The parent company of cannabis lifestyle magazine High Times announced last week plans to purchase digital publication Green Rush Daily Inc. of New York for a cash and stock package worth an estimated $6.9 million, according to documents filed with the Securities and Exchange Commission.

But that deal is small potatoes compared to the reverse merger High Times is trying to pull off – a move that could get it listed on Nasdaq.

The company announced the merger with Origo Acquisition Corp. – a special purpose acquisition corporation, or so-called blank check company – last July but has been unable to consummate the deal, which valued High Times at $250 million.

Origo was delisted from Nasdaq in February for several rule violations and is currently trading on over the counter markets pending an appeal. Origo recently held a stockholders meeting to extend High Time’s deal sheet until June.

High Times has meanwhile announced a public stock offering to raise between $5 and $50 million. The offering is being run under the so-called Regulation A securities rules that allow companies to offer equity to both accredited and unaccredited investors alike. The company said in an earlier SEC filing it would list the offering’s share price at $11.

That money could be used to help the company grow and potentially help the Origo deal close, but it might have to go to debt payments. The company has a mounting set of liabilities, including an $1.5 million convertible debt note from ExWorks Capital that comes due in August.

Despite the looming debt payments and delay on consummation of the Origo deal, High Times Chief Executive Adam Levin remained upbeat about the Green Rush transaction, which gives High Times access to Green Rush’s readers and social media followers, according to the company.

“Green Rush Daily has built a large, loyal audience and is innovating coverage of cannabis-related news, culture, business and much more,” Levin said in a statement. “Adding Green Rush Daily to the High Times family strongly enhances our editorial coverage, online presence, audience type and advertiser reach. The deal will significantly benefit the advertisers and readers of both High Times and Green Rush Daily.”

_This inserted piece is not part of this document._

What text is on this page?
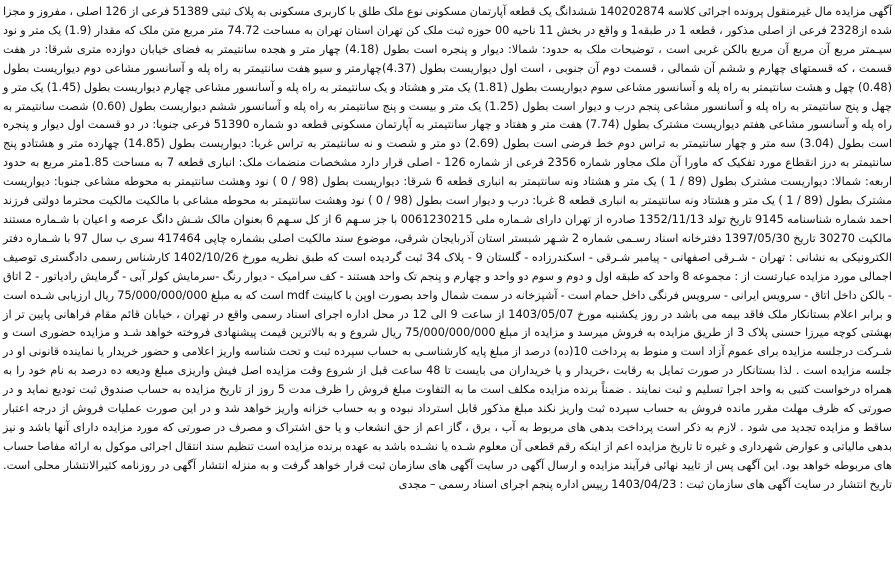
آگهی مزایده مال غیرمنقول پرونده اجرائی کلاسه 140202874 ششدانگ یک قطعه آپارتمان مسکونی نوع ملک طلق با کاربری مسکونی به پلاک ثبتی 51389 فرعی از 126 اصلی ، مفروز و مجزا شده از2328 فرعی از اصلی مذکور ، قطعه 1 در طبقه1 و واقع در بخش 11 ناحیه 00 حوزه ثبت ملک کن تهران استان تهران به مساحت 74.72 متر مربع متن ملک که مقدار (1.9) یک متر و نود سیـمتر مربع آن مربع آن مربع بالکن غربی است ، توضیحات ملک به حدود: شمالا: دیوار و پنجره است بطول (4.18) چهار متر و هجده سانتیمتر به فضای خیابان دوازده متری شرقا: در هفت قسمت ، که قسمتهای چهارم و ششم آن شمالی ، قسمت دوم آن جنوبی ، است اول دیواریست بطول (4.37)چهارمتر و سیو هفت سانتیمتر به راه پله و آسانسور مشاعی دوم دیواریست بطول (0.48) چهل و هشت سانتیمتر به راه پله و آسانسور مشاعی سوم دیواریست بطول (1.81) یک متر و هشتاد و یک سانتیمتر به راه پله و آسانسور مشاعی چهارم دیواریست بطول (1.45) یک متر و چهل و پنج سانتیمتر به راه پله و آسانسور مشاعی پنجم درب و دیوار است بطول (1.25) یک متر و بیست و پنج سانتیمتر به راه پله و آسانسور ششم دیواریست بطول (0.60) شصت سانتیمتر به راه پله و آسانسور مشاعی هفتم دیواریست مشترک بطول (7.74) هفت متر و هفتاد و چهار سانتیمتر به آپارتمان مسکونی قطعه دو شماره 51390 فرعی جنوبا: در دو قسمت اول دیوار و پنجره است بطول (3.04) سه متر و چهار سانتیمتر به تراس دوم خط فرضی است بطول (2.69) دو متر و شصت و نه سانتیمتر به تراس غربا: دیواریست بطول (14.85) چهارده متر و هشتادو پنج سانتیمتر به درز انقطاع مورد تفکیک که ماورا آن ملک مجاور شماره 2356 فرعی از شماره 126 - اصلی قرار دارد مشخصات منضمات ملک: انباری قطعه 7 به مساحت 1.85متر مربع به حدود اربعه: شمالا: دیواریست مشترک بطول (89 / 1 ) یک متر و هشتاد ونه سانتیمتر به انباری قطعه 6 شرقا: دیواریست بطول (98 / 0 ) نود وهشت سانتیمتر به محوطه مشاعی جنوبا: دیواریست مشترک بطول (89 / 1 ) یک متر و هشتاد ونه سانتیمتر به انباری قطعه 8 غربا: درب و دیوار است بطول (98 / 0 ) نود وهشت سانتیمتر به محوطه مشاعی با مالکیت مالکیت محترما دولتی فرزند احمد شماره شناسنامه 9145 تاریخ تولد 1352/11/13 صادره از تهران دارای شـماره ملی 0061230215 با جز سـهم 6 از کل سـهم 6 بعنوان مالک شـش دانگ عرصه و اعیان با شـماره مستند مالکیت 30270 تاریخ 1397/05/30 دفترخانه اسناد رسـمی شماره 2 شـهر شبستر استان آذربایجان شرقی، موضوع سند مالکیت اصلی بشماره چاپی 417464 سری ب سال 97 با شـماره دفتر الکترونیکی به نشانی : تهران - شـرقی اصفهانی - پیامبر شـرقی - اسکندرزاده - گلستان 9 - پلاک 34 ثبت گردیده است که طبق نظریه مورخ 1402/10/26 کارشناس رسمی دادگستری توصیف اجمالی مورد مزایده عبارتست از : مجموعه 8 واحد که طبقه اول و دوم و سوم دو واحد و چهارم و پنجم تک واحد هستند - کف سرامیک - دیوار رنگ -سرمایش کولر آبی - گرمایش رادیاتور - 2 اتاق - بالکن داخل اتاق - سرویس ایرانی - سرویس فرنگی داخل حمام است - آشپزخانه در سمت شمال واحد بصورت اوپن با کابینت mdf است که به مبلغ 75/000/000/000 ریال ارزیابی شـده است و برابر اعلام بستانکار ملک فاقد بیمه می باشد در روز یکشنبه مورخ 1403/05/07 از ساعت 9 الی 12 در محل اداره اجرای اسناد رسمی واقع در تهران ، خیابان قائم مقام فراهانی پایین تر از بهشتی کوچه میرزا حسنی پلاک 3 از طریق مزایده به فروش میرسد و مزایده از مبلغ 75/000/000/000 ریال شروع و به بالاترین قیمت پیشنهادی فروخته خواهد شـد و مزایده حضوری است و شـرکت درجلسه مزایده برای عموم آزاد است و منوط به پرداخت 10(ده) درصد از مبلغ پایه کارشناسـی به حساب سپرده ثبت و تحت شناسه واریز اعلامی و حضور خریدار یا نماینده قانونی او در جلسه مزایده است . لذا بستانکار در صورت تمایل به رقابت ،خریدار و یا خریداران می بایست تا 48 ساعت قبل از شروع وقت مزایده اصل فیش واریزی مبلغ ودیعه ده درصد به نام خود را به همراه درخواست کتبی به واحد اجرا تسلیم و ثبت نمایند . ضمناً برنده مزایده مکلف است ما به التفاوت مبلغ فروش را ظرف مدت 5 روز از تاریخ مزایده به حساب صندوق ثبت تودیع نماید و در صورتی که ظرف مهلت مقرر مانده فروش به حساب سپرده ثبت واریز نکند مبلغ مذکور قابل استرداد نبوده و به حساب خزانه واریز خواهد شد و در این صورت عملیات فروش از درجه اعتبار ساقط و مزایده تجدید می شود . لازم به ذکر است پرداخت بدهی های مربوط به آب ، برق ، گاز اعم از حق انشعاب و یا حق اشتراک و مصرف در صورتی که مورد مزایده دارای آنها باشد و نیز بدهی مالیاتی و عوارض شهرداری و غیره تا تاریخ مزایده اعم از اینکه رقم قطعی آن معلوم شـده یا نشـده باشد به عهده برنده مزایده است تنظیم سند انتقال اجرائی موکول به ارائه مفاصا حساب های مربوطه خواهد بود. این آگهی پس از تایید نهائی فرآیند مزایده و ارسال آگهی در سایت آگهی های سازمان ثبت قرار خواهد گرفت و به منزله انتشار آگهی در روزنامه کثیرالانتشار محلی است. تاریخ انتشار در سایت آگهی های سازمان ثبت : 1403/04/23 رییس اداره پنجم اجرای اسناد رسمی – مجدی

High Times values itself at between $250 million and $288 million based on the number of shares it plans to sell in the offering.

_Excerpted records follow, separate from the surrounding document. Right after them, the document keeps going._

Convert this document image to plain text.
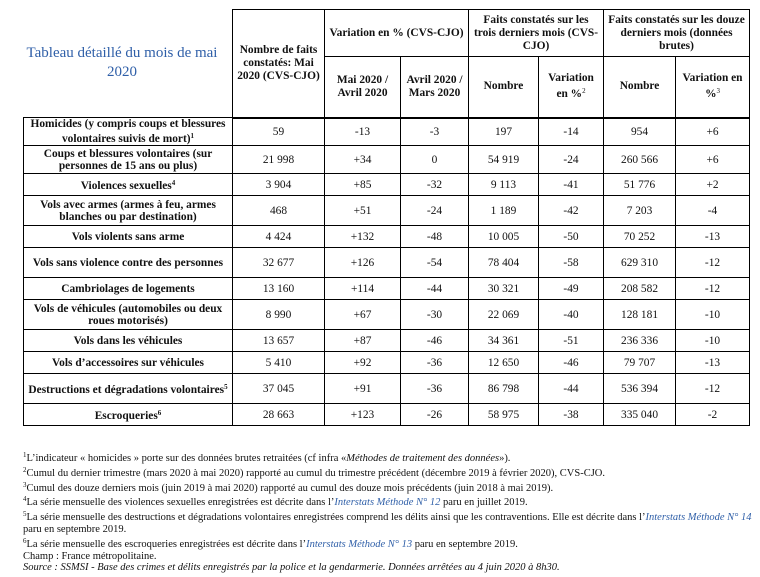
Tableau détaillé du mois de mai 2020
	Nombre de faits constatés: Mai 2020 (CVS-CJO)	Variation en % (CVS-CJO)		Faits constatés sur les trois derniers mois (CVS-CJO)		Faits constatés sur les douze derniers mois (données brutes)	
		Mai 2020 / Avril 2020	Avril 2020 / Mars 2020	Nombre	Variation en %$^2$	Nombre	Variation en %$^3$
Homicides (y compris coups et blessures volontaires suivis de mort)$^1$	59	-13	-3	197	-14	954	+6
Coups et blessures volontaires (sur personnes de 15 ans ou plus)	21 998	+34	0	54 919	-24	260 566	+6
Violences sexuelles$^4$	3 904	+85	-32	9 113	-41	51 776	+2
Vols avec armes (armes à feu, armes blanches ou par destination)	468	+51	-24	1 189	-42	7 203	-4
Vols violents sans arme	4 424	+132	-48	10 005	-50	70 252	-13
Vols sans violence contre des personnes	32 677	+126	-54	78 404	-58	629 310	-12
Cambriolages de logements	13 160	+114	-44	30 321	-49	208 582	-12
Vols de véhicules (automobiles ou deux roues motorisés)	8 990	+67	-30	22 069	-40	128 181	-10
Vols dans les véhicules	13 657	+87	-46	34 361	-51	236 336	-10
Vols d’accessoires sur véhicules	5 410	+92	-36	12 650	-46	79 707	-13
Destructions et dégradations volontaires$^5$	37 045	+91	-36	86 798	-44	536 394	-12
Escroqueries$^6$	28 663	+123	-26	58 975	-38	335 040	-2

$^1$L’indicateur « homicides » porte sur des données brutes retraitées (cf infra «Méthodes de traitement des données»).

$^2$Cumul du dernier trimestre (mars 2020 à mai 2020) rapporté au cumul du trimestre précédent (décembre 2019 à février 2020), CVS-CJO.

$^3$Cumul des douze derniers mois (juin 2019 à mai 2020) rapporté au cumul des douze mois précédents (juin 2018 à mai 2019).

$^4$La série mensuelle des violences sexuelles enregistrées est décrite dans l’Interstats Méthode N° 12 paru en juillet 2019.

$^5$La série mensuelle des destructions et dégradations volontaires enregistrées comprend les délits ainsi que les contraventions. Elle est décrite dans l’Interstats Méthode N° 14 paru en septembre 2019.

$^6$La série mensuelle des escroqueries enregistrées est décrite dans l’Interstats Méthode N° 13 paru en septembre 2019.

Champ : France métropolitaine.

Source : SSMSI - Base des crimes et délits enregistrés par la police et la gendarmerie. Données arrêtées au 4 juin 2020 à 8h30.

The deal for Green Rush Daily was executed under High Times’ subsidiary Trans-High Corp., which purchased a select portion of Green Rush’s holdings, according to High Times’ March 30 SEC filing.

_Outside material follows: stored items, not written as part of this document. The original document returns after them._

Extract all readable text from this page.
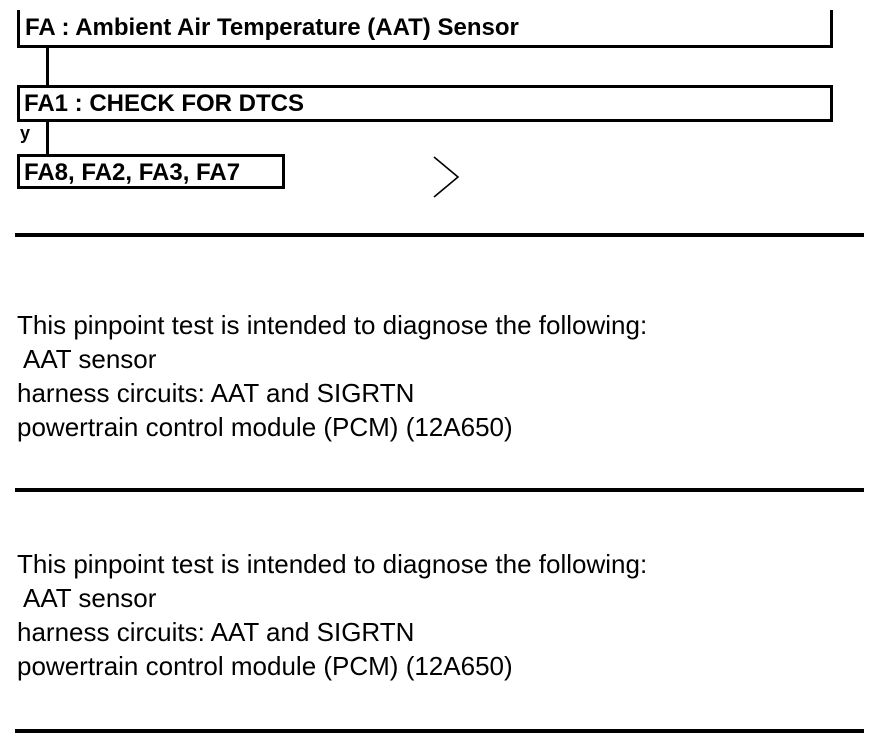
FA : Ambient Air Temperature (AAT) Sensor
FA1 : CHECK FOR DTCS
y
FA8, FA2, FA3, FA7
This pinpoint test is intended to diagnose the following:
AAT sensor
harness circuits: AAT and SIGRTN
powertrain control module (PCM) (12A650)
This pinpoint test is intended to diagnose the following:
AAT sensor
harness circuits: AAT and SIGRTN
powertrain control module (PCM) (12A650)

“Trans-High acquired certain of Green Rush’s assets that consisted solely of its websites, intellectual property, advertiser agreements and future revenues from such agreements,” the filing said. “No employees or liabilities of Green Rush were acquired or assumed by Trans-High.”

While the purchased assets do not include employees, High Times said in its statement that Green Rush would continue to operate as an independent unit. Green Rush operates various websites and social media channels that draw millions of unique hits a month, according to the companies.

The deal calls for High Times to give Green Rush owner Scott McGovern 577,651 Class A shares – worth $6.4 million at the $11 Reg A listing price – and $500,000 in cash. High Times also will bring on McGovern as an employee, paying him a $250,000 annual salary and allocating him 289,630 in Class B non-voting stock options at an $8.11 purchase price that vest over a three-year period.

Pritzker Pickup

West Los Angeles-based Pritzker Group stepped into the food industry with the acquisition of a mid-sized manufacturer of grain-based and seasoning products based in San Antonio, Texas, the investment firm announced last week.

Pritzker Group’s subsidiary PPC Partners, which has offices in West Los Angeles and Chicago, led the acquisition of C.H. Guenther & Son Inc. in partnership with other investors and the food manufacturer’s management, the firm said.

C.H. Guenther & Son, which has more than 2,500 employees at factories in the United States, Canada and Western Europe, will keep its headquarters in San Antonio and its management staff.

PPC Investment Partner Michael Nelson said in a statement that the acquisition would provide a platform for the firm to accelerate its investment in the food manufacturing industry.